The voices in the water were loud. Hundreds of people shouting, calling for help.
After just a few minutes, the voices grew quieter.
One by one, the voices stopped.
Wallace Hartley was now floating in the water.
Cold was beyond pain. He tried to move his arms. Nothing. The cold had taken his body piece by piece. First his feet, then his hands, and now his arms and legs couldn't move. The cold shocked his system. He floated and waited.
Only a few people were still making sounds now.
Wallace's violin was tied to his chest. Maria's gift. He thought of her face, her smile.
Somewhere far away he heard a whistle blowing. An officer trying to gather survivors.

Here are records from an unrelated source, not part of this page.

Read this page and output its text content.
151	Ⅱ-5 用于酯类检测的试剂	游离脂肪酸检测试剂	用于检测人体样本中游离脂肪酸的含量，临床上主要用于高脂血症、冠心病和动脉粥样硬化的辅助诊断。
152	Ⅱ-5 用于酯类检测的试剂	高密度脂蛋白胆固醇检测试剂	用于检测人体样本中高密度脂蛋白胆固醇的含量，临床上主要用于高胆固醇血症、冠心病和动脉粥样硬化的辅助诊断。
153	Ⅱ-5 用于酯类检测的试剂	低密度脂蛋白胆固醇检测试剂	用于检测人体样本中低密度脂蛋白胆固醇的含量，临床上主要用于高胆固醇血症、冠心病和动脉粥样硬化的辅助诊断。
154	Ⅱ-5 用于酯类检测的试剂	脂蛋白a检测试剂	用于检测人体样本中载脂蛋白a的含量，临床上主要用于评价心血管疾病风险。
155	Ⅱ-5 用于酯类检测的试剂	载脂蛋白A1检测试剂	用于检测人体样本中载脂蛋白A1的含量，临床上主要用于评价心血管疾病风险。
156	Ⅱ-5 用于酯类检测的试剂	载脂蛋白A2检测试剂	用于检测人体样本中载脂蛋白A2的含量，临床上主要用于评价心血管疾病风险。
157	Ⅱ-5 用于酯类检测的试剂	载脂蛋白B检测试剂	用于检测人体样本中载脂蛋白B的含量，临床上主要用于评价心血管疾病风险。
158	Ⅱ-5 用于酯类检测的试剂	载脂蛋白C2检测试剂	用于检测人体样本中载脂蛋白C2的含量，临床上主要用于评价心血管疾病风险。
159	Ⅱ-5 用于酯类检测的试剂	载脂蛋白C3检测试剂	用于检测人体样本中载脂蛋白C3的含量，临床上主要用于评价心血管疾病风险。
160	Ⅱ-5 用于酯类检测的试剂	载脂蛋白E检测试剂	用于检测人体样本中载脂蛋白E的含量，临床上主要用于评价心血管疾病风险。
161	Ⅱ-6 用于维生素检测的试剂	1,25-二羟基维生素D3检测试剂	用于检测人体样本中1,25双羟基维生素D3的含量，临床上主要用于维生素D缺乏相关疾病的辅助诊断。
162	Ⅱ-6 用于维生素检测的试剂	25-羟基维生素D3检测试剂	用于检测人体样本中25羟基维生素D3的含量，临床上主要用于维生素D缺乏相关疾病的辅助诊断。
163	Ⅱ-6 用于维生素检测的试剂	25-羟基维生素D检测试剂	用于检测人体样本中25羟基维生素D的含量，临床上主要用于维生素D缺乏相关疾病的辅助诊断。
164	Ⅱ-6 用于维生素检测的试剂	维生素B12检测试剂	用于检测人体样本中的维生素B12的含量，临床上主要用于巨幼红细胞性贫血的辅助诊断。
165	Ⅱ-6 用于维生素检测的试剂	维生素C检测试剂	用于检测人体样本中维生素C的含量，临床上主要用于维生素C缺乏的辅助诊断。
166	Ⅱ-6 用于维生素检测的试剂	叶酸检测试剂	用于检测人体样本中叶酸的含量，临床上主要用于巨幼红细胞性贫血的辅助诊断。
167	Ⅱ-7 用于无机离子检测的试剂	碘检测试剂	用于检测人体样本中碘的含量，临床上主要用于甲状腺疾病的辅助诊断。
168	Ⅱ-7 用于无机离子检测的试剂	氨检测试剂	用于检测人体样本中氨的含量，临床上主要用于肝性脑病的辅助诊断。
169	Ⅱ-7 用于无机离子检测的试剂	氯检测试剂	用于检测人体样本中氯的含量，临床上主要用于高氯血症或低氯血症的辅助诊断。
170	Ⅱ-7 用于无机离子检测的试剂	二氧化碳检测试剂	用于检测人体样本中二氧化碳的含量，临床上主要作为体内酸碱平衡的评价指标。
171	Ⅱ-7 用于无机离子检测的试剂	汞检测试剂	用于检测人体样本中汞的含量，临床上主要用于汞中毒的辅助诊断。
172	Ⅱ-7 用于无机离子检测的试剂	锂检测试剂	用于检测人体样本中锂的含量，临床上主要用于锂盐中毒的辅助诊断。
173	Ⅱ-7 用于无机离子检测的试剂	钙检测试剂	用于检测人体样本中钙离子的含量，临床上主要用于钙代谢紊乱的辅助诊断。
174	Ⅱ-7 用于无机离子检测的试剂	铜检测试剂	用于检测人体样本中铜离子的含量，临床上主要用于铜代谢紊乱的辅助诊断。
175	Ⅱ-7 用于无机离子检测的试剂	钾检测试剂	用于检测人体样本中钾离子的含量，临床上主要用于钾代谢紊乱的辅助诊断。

Wallace tried to call out. His voice was just a whisper. His lips were too cold to move.
He heard something, a voice soft and warm.
The cold no longer hurt.
Wallace closed his eyes and Wallace Hartley let go.
Over 1,500 souls went down with the Titanic.
One week later, a passing ship found Wallace Hartley. His violin was still strapped to his chest.
Hartley's funeral was in his hometown of Colne in England. 40,000 people lined the streets to honour him. The violin was given back to his fiancée, Maria. She never remarried. She kept her husband's violin.
Sometimes she would hold it closely to her chest, just like Wallace had held it on that cold April night in 1912.
This story is based on true events, but it's been adapted for English learning and some details have been fictionalised, for we can never truly know what Wallace said, heard, nor felt. Have a beautiful day and week full of peace, love, sunshine and inspiration.